M returned early the next morning, and the plastic surgeon who was going to be in charge of her from now on came by, so the nurses gave F morphine again and took out her bandages. I braced, and it really looked terrible to me, but everyone said that it wasn't a "bad burn" at all, and they had seen much, much worse. The surgeon told us we could take her home, and come back to change her bandages every few days. It would heal by itself, and after the bandages were gone we would only have to massage the area with lotion 3 times a day to help the skin regenerate, and keep her out of the sun for at least a year. She did expect the burns to leave a faint trace, not a scar per say but maybe just a slight discoloration. We told her we we supposed to go to California a week later. She said that she wasn't sure she would be healed enough then, but we would see.
The nightmare was over, but then a new, more insidious one was beginning. Our life sort of resumed normally, thanks mostly to LP, and thanks to F who has been nothing but a champ. We give her Tylenol every four hours, and have codeine on hand in case she's really fussy and seems to be suffering, but we barely had to give it to her. She laughs when we tickle and kiss her, greets us in her crib with a smile, and still adores her brother more than anything. She eats, and nurses, and babbles, and plays, just as usual. She doesn't seem to mind her bandages at all, and basically never complains. When I see her like that, it makes me feel OK. She gives me strength and energy. I try to remember that she won't always be like this.
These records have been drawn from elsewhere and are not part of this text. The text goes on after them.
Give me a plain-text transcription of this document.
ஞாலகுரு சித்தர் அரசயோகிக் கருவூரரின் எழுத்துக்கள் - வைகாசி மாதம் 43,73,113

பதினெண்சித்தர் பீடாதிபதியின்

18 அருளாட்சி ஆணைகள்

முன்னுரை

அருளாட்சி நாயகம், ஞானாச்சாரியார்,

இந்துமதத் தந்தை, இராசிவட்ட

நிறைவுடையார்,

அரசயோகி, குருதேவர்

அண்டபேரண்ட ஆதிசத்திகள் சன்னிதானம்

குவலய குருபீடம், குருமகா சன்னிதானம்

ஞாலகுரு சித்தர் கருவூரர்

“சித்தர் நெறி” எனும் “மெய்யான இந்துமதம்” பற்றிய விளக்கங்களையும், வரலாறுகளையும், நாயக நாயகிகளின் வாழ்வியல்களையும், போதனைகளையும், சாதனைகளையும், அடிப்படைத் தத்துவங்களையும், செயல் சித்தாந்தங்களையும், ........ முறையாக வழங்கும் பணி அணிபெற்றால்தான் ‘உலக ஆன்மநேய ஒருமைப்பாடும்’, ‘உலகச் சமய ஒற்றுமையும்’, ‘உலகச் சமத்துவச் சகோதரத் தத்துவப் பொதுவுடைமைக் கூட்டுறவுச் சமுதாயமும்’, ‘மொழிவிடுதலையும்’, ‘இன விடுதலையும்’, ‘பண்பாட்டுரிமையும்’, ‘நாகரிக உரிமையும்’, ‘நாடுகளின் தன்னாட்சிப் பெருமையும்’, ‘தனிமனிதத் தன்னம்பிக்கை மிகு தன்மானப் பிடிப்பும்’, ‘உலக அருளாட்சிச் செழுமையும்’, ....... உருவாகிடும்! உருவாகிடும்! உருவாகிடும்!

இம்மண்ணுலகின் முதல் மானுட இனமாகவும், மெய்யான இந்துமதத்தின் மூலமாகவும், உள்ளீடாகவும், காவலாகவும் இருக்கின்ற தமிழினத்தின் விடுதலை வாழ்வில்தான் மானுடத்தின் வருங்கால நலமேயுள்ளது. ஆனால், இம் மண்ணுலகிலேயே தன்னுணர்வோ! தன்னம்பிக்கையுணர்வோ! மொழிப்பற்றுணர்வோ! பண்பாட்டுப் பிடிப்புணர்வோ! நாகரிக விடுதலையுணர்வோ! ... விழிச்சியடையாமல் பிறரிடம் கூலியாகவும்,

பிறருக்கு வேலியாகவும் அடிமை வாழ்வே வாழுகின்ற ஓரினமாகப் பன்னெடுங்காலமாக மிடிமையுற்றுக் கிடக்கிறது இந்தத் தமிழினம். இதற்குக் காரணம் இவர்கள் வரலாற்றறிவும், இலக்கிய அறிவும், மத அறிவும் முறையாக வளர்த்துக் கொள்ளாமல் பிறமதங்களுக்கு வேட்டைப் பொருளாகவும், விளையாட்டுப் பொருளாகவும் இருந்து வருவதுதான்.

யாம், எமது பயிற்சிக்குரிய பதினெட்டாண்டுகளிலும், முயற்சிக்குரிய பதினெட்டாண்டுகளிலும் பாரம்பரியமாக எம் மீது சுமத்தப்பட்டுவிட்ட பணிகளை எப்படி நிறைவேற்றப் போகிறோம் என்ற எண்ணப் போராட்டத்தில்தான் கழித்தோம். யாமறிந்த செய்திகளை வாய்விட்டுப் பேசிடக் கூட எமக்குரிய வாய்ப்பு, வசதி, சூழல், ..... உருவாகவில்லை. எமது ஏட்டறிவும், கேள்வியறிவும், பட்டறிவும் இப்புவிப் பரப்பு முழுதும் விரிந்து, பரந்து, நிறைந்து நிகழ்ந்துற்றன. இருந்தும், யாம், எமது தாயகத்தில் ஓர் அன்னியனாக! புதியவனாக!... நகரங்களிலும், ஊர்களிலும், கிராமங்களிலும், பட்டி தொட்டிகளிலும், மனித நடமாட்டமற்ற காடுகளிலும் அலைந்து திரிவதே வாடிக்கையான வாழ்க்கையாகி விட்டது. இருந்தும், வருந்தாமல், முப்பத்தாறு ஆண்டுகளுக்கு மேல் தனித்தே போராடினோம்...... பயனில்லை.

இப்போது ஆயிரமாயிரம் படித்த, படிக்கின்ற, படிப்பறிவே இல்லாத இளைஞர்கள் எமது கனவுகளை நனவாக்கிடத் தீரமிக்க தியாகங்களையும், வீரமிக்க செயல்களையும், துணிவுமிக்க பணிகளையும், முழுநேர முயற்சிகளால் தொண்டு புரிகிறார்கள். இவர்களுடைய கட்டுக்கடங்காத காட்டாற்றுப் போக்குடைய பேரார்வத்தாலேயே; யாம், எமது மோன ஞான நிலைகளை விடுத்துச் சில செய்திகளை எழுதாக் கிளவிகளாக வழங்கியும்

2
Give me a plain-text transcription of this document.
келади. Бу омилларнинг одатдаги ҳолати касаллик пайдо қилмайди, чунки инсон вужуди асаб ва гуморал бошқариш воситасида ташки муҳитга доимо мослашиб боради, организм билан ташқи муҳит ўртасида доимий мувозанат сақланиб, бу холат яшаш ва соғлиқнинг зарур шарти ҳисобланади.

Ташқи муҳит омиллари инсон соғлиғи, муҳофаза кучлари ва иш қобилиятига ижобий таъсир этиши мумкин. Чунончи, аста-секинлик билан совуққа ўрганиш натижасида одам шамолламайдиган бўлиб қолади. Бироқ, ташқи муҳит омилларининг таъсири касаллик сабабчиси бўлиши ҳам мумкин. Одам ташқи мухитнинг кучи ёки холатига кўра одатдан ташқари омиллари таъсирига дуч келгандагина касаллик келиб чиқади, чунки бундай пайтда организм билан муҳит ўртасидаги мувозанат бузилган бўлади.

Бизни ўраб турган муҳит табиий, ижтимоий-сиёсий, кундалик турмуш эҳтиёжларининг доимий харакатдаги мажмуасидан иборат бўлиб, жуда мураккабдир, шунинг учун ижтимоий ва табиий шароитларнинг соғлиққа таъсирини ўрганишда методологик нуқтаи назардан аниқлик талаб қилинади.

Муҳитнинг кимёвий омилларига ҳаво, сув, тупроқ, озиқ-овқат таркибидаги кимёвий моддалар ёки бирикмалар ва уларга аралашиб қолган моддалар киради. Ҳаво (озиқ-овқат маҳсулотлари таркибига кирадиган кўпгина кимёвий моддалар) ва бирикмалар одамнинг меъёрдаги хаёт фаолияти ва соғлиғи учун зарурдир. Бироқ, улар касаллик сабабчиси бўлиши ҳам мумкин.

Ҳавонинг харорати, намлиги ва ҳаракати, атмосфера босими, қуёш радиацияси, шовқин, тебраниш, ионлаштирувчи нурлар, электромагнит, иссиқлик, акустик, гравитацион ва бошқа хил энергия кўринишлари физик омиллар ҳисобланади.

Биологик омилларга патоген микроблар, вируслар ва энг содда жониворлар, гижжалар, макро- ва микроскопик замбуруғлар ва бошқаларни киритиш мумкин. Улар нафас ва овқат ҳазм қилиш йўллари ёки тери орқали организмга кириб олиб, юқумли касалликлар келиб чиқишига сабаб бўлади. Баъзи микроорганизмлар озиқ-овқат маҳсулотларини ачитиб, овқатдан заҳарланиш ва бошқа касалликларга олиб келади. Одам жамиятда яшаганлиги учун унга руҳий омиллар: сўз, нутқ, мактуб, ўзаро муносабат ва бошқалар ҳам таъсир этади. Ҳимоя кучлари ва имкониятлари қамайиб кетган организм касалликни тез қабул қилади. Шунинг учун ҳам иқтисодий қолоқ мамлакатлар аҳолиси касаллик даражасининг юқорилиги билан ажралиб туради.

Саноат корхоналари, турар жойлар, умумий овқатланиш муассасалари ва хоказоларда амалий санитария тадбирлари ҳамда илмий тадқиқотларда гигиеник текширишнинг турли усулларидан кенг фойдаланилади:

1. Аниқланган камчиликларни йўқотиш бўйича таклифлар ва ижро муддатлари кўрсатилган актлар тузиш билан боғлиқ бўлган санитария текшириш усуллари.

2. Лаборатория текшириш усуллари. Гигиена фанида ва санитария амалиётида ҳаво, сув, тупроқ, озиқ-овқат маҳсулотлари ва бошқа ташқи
But to tell you that I'm feeling good would be lying. I was deeply shaken, and every day it seems to sink in more and more. When I look at the pictures now it hurts more than when I took them. My tiny baby, so surprisingly strong, but so fragile, too. Seeing her wound (her chest basically has no skin now, and it looks so incredibly painful) is putting me in a really, really bad place. You have no idea how much I would have wanted to take the hit, take the pain in her place. It's so hard to accept that she has to go through this. I don't try to suppress these feelings, I just want to process them (writing this helps, I think), and find a way to live with them. I have fallen apart on occasions, it's only normal I think. But there are also some dark demons in there (figurative speech! I am not losing my mind, I promise), and I'm trying hard to fight them, because this kind of guilt is a bottomless pit, really, and no one wins if I give in.
I know you guys are kind people and you are all going to want to tell me that it's not my fault, I shouldn't feel responsible for this. And I know it's not my fault, of course. I never in a million years wanted or thought that anything like that could ever happen. I know that. But. This shouldn't have happened. My role is exactly to protect her from things like that. I didn't. I've been way too relaxed and carefree in such situations. I can't afford moments of inattention like those, and I have plenty of them, thanks to my usual tiredness and flakiness. I'm supposed to make sure she doesn't get hurt. She got really, really, really hurt.